I am too lazy to sort my scanned mail by hand, so I automated it. It can be used as a cron job to add ocr information to scanned pdfs in a specific folder and to sort the pdfs according to predefined keywords.
This is just a private project. Please back up your data regularly. I cannot guarantee that some bugs or misusage corrupt or delete your data.
The package needs tesseract-ocr
to be installed:
sudo apt-get install tesseract-ocr
To install the mailcategorizer we execute:
git clone git@github.com:sandro-elsweijer/mailcategorizer.git
cd mailcategorizer
pip install .
We can define the directory, where the scan pdfs are located in the config.yml
.
We also define, into which folder the files should be sorted.
Lastly, we define the categories for our pdfs. The key value is the name of the folder the pdfs of this category get sorted into. The value is a semicolon-separated list of all keywords, which have to appear in the pdf.

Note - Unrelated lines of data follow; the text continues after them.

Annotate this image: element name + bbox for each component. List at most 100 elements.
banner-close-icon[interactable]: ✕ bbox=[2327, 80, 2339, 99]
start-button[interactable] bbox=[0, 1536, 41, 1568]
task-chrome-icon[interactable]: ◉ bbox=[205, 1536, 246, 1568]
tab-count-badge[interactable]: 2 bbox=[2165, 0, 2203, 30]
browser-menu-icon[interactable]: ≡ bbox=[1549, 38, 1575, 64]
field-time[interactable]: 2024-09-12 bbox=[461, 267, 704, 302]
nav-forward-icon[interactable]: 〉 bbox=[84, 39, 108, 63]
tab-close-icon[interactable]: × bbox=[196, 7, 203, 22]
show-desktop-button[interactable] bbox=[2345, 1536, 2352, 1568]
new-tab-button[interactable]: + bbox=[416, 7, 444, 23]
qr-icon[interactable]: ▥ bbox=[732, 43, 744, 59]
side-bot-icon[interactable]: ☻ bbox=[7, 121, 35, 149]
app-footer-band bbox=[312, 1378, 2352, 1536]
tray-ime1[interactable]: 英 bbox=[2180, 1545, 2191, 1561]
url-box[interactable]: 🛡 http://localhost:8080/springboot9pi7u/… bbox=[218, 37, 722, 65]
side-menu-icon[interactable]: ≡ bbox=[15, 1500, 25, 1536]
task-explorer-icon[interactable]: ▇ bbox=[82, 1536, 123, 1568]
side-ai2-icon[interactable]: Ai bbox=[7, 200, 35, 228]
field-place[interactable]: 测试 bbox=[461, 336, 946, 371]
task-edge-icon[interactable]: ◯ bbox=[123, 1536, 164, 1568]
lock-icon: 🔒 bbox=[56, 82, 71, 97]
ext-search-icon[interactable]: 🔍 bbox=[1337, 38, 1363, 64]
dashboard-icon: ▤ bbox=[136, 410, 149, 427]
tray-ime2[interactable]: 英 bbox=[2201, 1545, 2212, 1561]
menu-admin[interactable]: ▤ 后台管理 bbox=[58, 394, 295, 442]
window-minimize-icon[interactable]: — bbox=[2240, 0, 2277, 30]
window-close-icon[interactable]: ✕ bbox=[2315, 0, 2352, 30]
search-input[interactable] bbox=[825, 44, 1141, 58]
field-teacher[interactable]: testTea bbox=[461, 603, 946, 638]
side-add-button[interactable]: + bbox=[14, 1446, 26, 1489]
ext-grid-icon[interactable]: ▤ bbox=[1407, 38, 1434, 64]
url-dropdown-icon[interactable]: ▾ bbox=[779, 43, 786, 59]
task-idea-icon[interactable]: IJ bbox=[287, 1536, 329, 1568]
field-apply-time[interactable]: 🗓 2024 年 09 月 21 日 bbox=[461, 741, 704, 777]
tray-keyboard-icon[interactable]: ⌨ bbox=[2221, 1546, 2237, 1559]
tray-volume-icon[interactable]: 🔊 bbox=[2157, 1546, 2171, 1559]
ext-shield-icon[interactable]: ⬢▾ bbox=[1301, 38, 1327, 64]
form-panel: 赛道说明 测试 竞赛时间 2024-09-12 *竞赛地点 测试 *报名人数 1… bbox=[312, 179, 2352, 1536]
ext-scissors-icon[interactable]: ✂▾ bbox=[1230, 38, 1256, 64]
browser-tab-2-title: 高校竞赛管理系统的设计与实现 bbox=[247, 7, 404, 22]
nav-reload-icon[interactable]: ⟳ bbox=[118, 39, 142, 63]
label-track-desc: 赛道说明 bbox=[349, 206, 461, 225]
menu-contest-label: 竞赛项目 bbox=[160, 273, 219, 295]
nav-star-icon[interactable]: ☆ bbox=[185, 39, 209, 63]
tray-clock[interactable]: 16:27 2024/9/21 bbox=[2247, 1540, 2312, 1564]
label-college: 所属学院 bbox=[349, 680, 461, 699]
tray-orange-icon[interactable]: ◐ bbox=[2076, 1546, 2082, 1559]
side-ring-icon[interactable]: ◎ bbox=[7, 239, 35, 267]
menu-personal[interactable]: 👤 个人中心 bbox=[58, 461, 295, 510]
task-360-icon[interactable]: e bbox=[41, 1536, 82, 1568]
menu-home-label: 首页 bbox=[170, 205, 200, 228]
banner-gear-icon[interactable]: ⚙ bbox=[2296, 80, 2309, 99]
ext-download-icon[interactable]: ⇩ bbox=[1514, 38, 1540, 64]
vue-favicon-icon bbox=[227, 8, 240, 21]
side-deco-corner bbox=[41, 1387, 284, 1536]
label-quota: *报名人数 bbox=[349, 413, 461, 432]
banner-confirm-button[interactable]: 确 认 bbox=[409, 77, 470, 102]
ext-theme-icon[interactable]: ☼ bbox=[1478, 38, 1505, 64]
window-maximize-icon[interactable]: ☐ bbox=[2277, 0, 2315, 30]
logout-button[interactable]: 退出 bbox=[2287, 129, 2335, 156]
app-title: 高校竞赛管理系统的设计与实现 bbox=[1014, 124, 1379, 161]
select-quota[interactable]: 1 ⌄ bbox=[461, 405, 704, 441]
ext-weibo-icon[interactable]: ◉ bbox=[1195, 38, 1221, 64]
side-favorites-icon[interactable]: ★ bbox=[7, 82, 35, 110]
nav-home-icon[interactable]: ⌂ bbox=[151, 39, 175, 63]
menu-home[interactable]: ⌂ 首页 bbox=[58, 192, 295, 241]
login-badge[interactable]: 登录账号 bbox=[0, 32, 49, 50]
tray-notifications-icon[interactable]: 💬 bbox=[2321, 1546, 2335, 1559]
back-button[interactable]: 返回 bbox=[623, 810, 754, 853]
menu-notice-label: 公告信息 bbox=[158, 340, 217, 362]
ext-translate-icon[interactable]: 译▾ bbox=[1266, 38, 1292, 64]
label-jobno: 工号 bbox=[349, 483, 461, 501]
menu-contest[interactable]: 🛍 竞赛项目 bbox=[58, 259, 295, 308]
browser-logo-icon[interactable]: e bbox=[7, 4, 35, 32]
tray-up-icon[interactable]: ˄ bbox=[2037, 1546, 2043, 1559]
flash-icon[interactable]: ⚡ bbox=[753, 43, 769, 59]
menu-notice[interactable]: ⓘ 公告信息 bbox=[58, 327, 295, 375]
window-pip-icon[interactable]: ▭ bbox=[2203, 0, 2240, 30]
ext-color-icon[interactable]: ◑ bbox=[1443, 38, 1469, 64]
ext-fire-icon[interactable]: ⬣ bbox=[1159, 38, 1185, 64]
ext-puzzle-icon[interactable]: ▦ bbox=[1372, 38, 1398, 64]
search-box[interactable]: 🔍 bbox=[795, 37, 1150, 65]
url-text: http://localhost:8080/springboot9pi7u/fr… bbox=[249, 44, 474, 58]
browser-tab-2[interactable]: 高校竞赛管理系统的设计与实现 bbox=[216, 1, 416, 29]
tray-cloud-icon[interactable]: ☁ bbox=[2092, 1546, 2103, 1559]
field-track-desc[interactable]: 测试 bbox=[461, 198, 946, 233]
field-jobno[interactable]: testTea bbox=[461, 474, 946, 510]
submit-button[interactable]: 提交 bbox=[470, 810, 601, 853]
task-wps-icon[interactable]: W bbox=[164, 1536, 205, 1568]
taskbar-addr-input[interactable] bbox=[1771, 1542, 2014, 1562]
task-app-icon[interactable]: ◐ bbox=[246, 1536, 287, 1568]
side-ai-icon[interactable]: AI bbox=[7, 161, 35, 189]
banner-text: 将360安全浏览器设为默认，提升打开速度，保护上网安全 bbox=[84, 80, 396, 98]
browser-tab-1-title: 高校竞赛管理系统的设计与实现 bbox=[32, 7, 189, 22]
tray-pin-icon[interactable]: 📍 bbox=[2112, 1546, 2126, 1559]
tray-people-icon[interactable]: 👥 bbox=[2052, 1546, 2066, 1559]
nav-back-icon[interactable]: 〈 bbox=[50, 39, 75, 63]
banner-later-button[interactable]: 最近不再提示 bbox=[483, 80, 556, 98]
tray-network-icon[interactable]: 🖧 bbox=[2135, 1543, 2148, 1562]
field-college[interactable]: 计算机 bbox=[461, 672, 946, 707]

pdfs which match in multiple categories are saved into a dedicated multiple_matches
folder. pdfs with no match are saved into the no_matches
folder.
When calling the mailcategorizer, we have to provide it with the location of the config file:
mailcategorizer path/to/config.yml
I suggest to automate this process with a cron job, so every time a document is scanned, it gets sorted automatically.